Gypsy fire
LAWRENCE BUDMEN is impressed by Ukrainian violinist Vadim Gluzman
Gypsy music has long fascinated and inspired the world's great composers. From Brahms and Enescu
through Gyorgy Ligeti, the Magyar spirit has emblazoned concert halls around the globe. The Hungarian
violinist Jelly d'Aranyi was a muse to two of the twentieth century's creative masters -- Bela Bartók
and Maurice Ravel. Bartók composed his First Sonata (a favorite of Yehudi Menuhin) for Ms d'Aranyi.
After hearing her play that riveting score in London in 1922 (with Bartók at the piano), Ravel
decided to write his own Hungarian pastiche. Ravel found inspiration in Bartók's musicological
research on Hungarian folk music and in the Gypsy style variations that Ms d'Aranyi had performed.
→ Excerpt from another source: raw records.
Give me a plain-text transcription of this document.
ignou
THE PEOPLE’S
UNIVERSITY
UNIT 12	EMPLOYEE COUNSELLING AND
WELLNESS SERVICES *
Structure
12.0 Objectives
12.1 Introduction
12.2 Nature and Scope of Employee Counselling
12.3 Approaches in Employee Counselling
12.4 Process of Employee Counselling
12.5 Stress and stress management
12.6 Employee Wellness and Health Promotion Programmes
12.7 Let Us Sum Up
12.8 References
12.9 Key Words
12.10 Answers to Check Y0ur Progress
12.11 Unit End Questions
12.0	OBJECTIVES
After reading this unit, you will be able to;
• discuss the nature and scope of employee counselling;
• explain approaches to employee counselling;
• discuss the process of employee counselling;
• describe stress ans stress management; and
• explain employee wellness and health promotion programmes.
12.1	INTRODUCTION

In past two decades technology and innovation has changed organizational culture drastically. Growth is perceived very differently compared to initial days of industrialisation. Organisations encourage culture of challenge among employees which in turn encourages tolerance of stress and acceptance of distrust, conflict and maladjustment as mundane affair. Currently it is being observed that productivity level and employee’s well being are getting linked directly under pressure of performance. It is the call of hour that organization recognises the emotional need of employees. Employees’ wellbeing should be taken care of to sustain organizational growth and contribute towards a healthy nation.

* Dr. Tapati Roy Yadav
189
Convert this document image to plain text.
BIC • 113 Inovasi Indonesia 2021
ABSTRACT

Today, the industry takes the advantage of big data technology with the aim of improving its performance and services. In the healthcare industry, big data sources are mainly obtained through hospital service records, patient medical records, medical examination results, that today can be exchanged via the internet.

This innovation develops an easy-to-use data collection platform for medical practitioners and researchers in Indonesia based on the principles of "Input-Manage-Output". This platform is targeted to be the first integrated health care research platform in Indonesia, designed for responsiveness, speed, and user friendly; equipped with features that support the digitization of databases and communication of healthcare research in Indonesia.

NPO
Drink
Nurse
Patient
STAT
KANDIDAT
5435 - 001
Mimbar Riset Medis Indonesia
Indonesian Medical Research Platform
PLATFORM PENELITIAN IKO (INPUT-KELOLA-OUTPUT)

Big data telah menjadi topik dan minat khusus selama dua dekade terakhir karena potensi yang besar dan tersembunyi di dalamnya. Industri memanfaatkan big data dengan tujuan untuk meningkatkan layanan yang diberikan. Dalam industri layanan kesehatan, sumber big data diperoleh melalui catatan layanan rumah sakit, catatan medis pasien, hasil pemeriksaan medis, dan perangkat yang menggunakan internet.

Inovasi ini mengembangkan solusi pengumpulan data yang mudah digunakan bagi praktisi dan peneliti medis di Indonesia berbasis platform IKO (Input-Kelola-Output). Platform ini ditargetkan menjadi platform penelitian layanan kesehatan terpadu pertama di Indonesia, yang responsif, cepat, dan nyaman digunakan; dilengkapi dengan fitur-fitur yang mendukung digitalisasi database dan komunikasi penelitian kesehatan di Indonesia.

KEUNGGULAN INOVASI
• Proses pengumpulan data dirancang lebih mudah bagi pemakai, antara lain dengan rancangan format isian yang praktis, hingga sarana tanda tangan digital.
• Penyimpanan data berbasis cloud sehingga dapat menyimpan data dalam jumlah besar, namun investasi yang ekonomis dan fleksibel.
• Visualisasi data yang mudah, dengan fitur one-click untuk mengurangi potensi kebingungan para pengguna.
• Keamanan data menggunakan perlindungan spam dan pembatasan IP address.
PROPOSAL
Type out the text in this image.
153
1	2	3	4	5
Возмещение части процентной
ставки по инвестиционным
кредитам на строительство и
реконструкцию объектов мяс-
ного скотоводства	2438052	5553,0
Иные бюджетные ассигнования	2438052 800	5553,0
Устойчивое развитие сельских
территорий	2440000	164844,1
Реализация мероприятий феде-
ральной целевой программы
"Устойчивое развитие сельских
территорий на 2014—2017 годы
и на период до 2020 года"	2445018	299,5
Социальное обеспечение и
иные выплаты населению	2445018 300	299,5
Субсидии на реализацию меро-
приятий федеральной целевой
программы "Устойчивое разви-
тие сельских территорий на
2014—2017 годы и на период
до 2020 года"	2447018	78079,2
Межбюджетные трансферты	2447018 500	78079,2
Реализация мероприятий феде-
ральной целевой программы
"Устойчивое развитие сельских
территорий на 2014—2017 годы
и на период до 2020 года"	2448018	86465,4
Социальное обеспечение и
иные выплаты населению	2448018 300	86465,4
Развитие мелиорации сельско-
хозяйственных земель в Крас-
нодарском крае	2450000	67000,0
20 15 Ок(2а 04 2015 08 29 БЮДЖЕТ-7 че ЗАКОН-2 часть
Ravel's Tzigane -- Rhapsodie de Concert is a dazzling display piece that encompasses double stops,
harmonics, pizzicatos, glissandos, and all the technical challenges of Paganini's twenty four
Violin Caprices, plus a few more. This score has long been a specialty of Russian violinists. On
4 April 2004 at the University of Miami Gusman Concert Hall, the Ukrainian violinist Vadim Gluzman
delivered a brilliantly virtuosic account of this French Magyar display piece -- the climax of a dynamic
recital for the Sunday Afternoons of Music series.